During our field expedition I was able to catch 23 individual Fork-tailed

Flycatchers from both resident and migrant subspecies of Fork-tailed Flycatcher. I took feather, claw, and blood samples from every individual and measured morphometrics. As a stipulation with the Guyanese governing body for environmental research, I hired a local counterpart to be my field assistant while in the field. Kooldeep Looknauth (below) is a member of the Southern Rupununi

Conservation Society (SRCS), a group responsible for the stewardship of a recently discovered remnant population of a bird commonly used in the pet trade out of

Venezuela and Guyana called the Red Siskin. I trained Kooldeep to capture, mark and take samples from wild birds safely and efficiently with the hopes that he will be able to share his experience with other local individuals working to study the annual habits of the Red Siskin.

Kooldeep (affectionately called ‘General’) using my binoculars to watch Fork-tailed Flycatchers fly into roost near to our mist nets.

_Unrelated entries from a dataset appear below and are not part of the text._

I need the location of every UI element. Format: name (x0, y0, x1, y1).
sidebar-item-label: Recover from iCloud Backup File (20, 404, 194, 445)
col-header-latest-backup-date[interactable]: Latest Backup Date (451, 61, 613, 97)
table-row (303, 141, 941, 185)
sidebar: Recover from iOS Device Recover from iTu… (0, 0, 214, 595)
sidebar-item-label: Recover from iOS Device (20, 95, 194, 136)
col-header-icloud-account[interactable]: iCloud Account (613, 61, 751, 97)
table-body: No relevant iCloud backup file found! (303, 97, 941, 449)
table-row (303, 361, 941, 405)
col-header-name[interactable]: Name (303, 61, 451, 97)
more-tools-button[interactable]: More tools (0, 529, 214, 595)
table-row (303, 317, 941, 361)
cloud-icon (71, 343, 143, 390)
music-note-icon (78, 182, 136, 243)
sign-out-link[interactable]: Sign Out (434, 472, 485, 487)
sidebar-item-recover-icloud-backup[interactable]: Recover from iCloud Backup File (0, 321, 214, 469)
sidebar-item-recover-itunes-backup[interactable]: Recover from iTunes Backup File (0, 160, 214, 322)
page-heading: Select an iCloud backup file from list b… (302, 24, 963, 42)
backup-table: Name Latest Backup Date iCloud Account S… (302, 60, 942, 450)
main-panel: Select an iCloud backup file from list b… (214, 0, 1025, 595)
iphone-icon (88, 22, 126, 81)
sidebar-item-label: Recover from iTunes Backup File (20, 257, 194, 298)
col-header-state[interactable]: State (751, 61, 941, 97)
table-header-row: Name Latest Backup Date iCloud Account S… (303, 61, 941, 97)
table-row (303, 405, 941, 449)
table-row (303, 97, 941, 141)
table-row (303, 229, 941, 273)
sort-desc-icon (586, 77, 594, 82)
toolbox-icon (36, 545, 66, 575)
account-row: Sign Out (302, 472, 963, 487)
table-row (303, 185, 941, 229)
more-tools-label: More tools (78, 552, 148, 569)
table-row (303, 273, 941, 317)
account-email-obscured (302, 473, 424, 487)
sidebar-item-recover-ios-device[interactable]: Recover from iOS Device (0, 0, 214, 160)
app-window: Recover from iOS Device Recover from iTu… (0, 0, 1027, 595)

In addition to working with the SRCS and my local counterpart, Kooldeep, I also tried to work with local Amerindian children to encourage them not to kill migrant birds with their homemade slingshots for sport. Shown below is a picture of me teaching the son of a ranch cowboy how to safely hold a passerine bird, and another photo bird watching with a boy from a nearby village. There is a strong desire within the local Amerindian villages to preserve wildlife from new mining and ranching development and so it is my hope that the people I spend time with in

Guyana will gain meaningful skills to help them in their pursuit to preserve their land.

Teaching local boys how to safely hold passerine birds (left). Birdwatching with a local Wapishani boy to teach him how to use binoculars (right).

The field season has ended in a success I didn’t think could have been possible. I have reservations to continue this research in Guyana at Dadawana ranch in the Southern Rupununi savannah. This pilot season was an enormous success in allowing me to make personal contacts with the governing body for research permits (EPA Guyana), researchers and undergraduate researchers looking for honors thesis projects at the University of Guyana, and find local conservation groups with motivated individuals. I will be working with the SRCS and GFF to promote bird conservation in the only South American country where it is still legal to trade parrots and toucans. I am confident in the bright future I will have working in Guyana, and thank the Stone Center for helping me achieve this opportunity!!